Voilà donc le genre de nouvelles qui occupent cette fin de campagne présidentielle, loin des enjeux réels qui secouent la jeune démocratie tunisienne. Ils sont pourtant nombreux et très concrets : s'il ne faut en garder qu'un, la bloggeuse Rihab Boukhayata sur la plateforme Nawaat retient celui de la législation sur l'héritage, qui prive les Tunisiennes de tout droit de succession. Une question d'égalité hommes/femmes, une revendication issue de la Révolution de 2011 mais qui embarrasse les candidats bien au-delà du clivage droite gauche ou laïc/islamiste. C'est bien simple, que ce soit par conviction religieuses, par conservatisme ou par manque de courage politique, aucun des principaux candidats ne s'est prononcé clairement en faveur de cette égalité successorale.

Et pendant ce temps l'Union Européenne est aux prises avec de grandes questions existentielles.  

...Et notamment celle-ci : quelles sont les valeurs qui nous unissent, de Lisbonne à Cracovie ? Quelle est ce "mode de vie européen" qui nous définirait et qu'il s'agirait de "protéger" ? Le protéger contre quoi, d'ailleurs ? 

Si vous avez suivi les actualités de la semaine, vous savez que la composition de la nouvelle Commission européenne a été dévoilée mardi, et qu'elle compte notamment un commissaire à la "protection du mode de vie européen". L'affaire a vite fait polémique, nous dit Politico, car on a vite compris "qu'il ne s'agissait pas là de défendre ni l'art de la table ni l'exception culturelle européennes", mais de dissimuler un porte-feuilles consacré principalement aux questions migratoires. 

Présenter l'immigration comme un danger pour le mode de vie européen... voilà le fond idéologique dénoncé depuis mardi, à gauche et chez les écologistes d'abord, puis bien au-delà sur l'échuiquier politique continental. Jugez plutôt : hier c'est Jean-Claude Juncker, le président sortant de la Commission qui a clairement critiqué le choix des mots dans une interview à Euronews. 

Jean-Claude Juncker dit "qu'accepter ceux qui viennent de loin, c'est aussi ça, le mode de vie européenne". Et il en conclut que l'intitulé du porte-feuille, confié à son ami le grec Margaritis Schinas, devrait être modifié. 

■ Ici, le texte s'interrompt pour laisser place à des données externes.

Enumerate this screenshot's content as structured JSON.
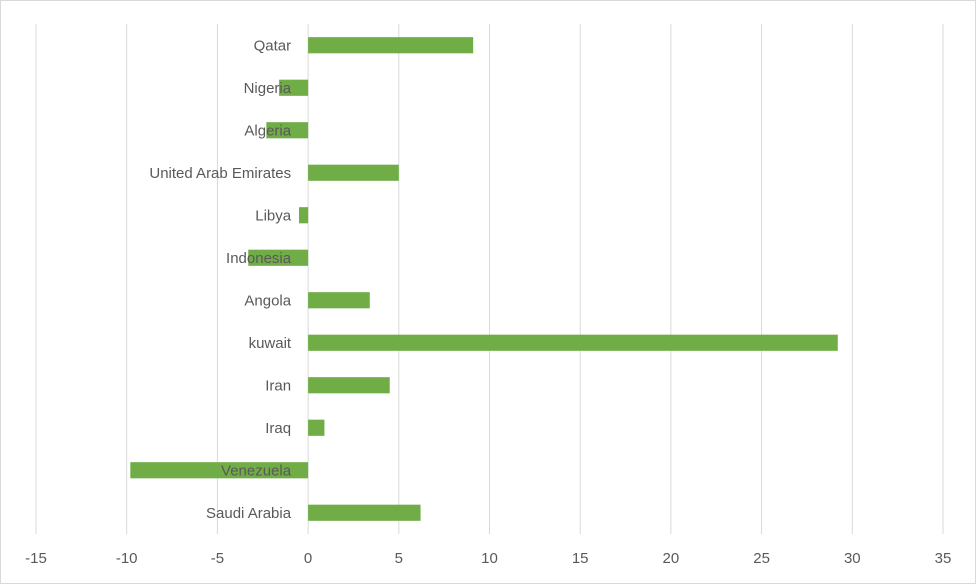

On le voit donc, même après 4 jours de polémique, l'affaire ne semble pas devoir s'éteindre facilement car elle pose des questions fondamentales à l'Europe et interroge sur la nature politique de cette nouvelle Commission Von der Leyen fort hétéroclyte. Le sujet est particulièrement sensible pour un journal comme Index en Hongrie, qui est aux prises au quotidien avec cette rhétorique d'extrême-droite anti-migrants qui tient lieu de politique générale au premier ministre Viktor Orban ; Pas de doute, Index reconnait bien cette même rhétorique dans l'idée de "protection du mode de vie européen". 

Pour l'allemande Die TagesZeitung, enfin, le débat est loin d'être tranché et ressurgira à la fin du mois quand les nouveaux commissaires devront se présenter face au Parlement européen... à moins comme semble l'annoncer Jean-Claude Juncker, qu'Ursula Von der Leyen ne décide d'elle-même de revoir sa confondante copie.